Palestinian Americans’ Lawsuit in Oakland Seeks to Halt U.S. Support for Israel

Palestinian Americans’ Lawsuit in Oakland Seeks to Halt U.S. Support for Israel

Palestinian American plaintiffs asked a federal judge in California on Friday to force the White House to withdraw U.S. support for Israel pending a cease-fire in Gaza and accused President Biden and other administration officials of abetting a genocide of the Palestinian people.

In more than two hours of testimony before Judge Jeffrey White in U.S. District Court in Oakland, plaintiffs in the unusual lawsuit expressed grief and outrage, choking back tears as they spoke of their loved ones who have been killed in Gaza.

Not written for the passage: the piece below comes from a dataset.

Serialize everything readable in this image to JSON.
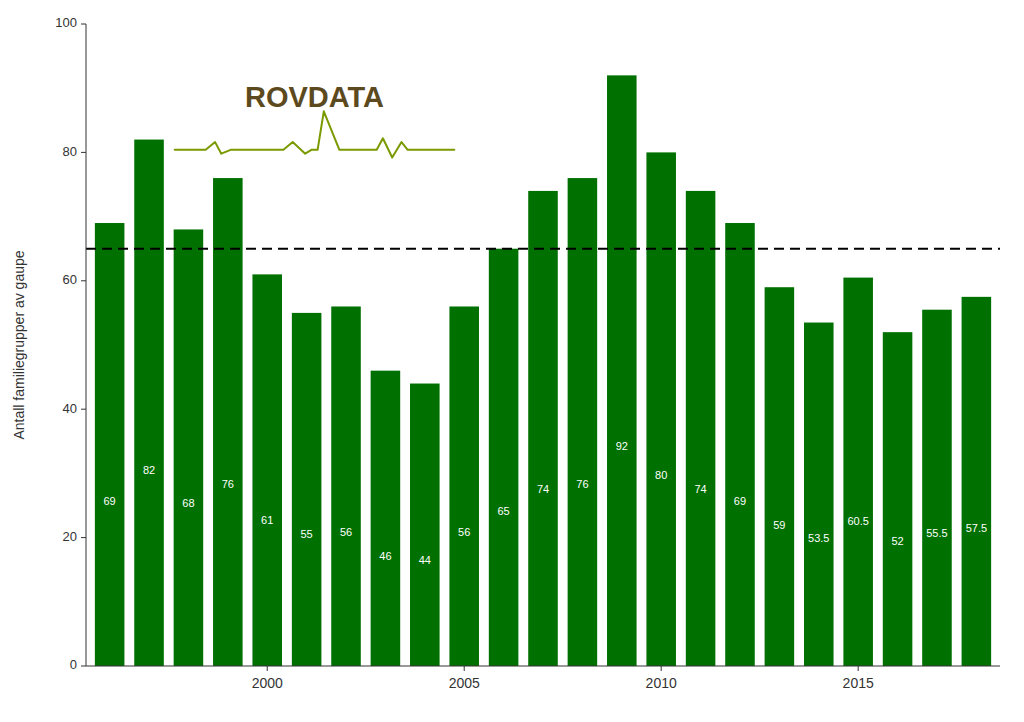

One Palestinian immigrant, who lives in Fairfield, Calif., said seven members of his family had been killed in airstrikes in Gaza, including the children of a cousin “who is like a brother to me.” Another, living in San Ramon, Calif., said his family had lost more than 100 members, and a single Israeli attack had killed his cousin, his cousin’s son, and 14 members of a neighbor’s family.

The testimony came in the second judicial proceeding in a day to frame Israel’s bombardment of the embattled Palestinian enclave as a potentially grave violation of the 1948 Genocide Convention. Hours earlier, the United Nations’ highest judicial body ordered Israel to prevent genocidal acts by its forces, as part of that court’s consideration of formal charges that Israel’s response to Hamas-led terrorist attacks on Oct. 7 was crafted to deny Palestinians the right to exist.

The federal case in Northern California is unlikely to succeed, given legal precedents that limit judicial power over U.S. presidents on foreign policy decisions. But the lawsuit has energized pro-Palestinian activists, who have convinced about a dozen local governments in the Bay Area, Atlanta and other regions of the country to call for a cease-fire in Gaza.

Telling the plaintiffs that he wanted them to know that they “have been seen,” the judge called the testimony “gut wrenching” and the case “probably the most difficult” he had ever dealt with.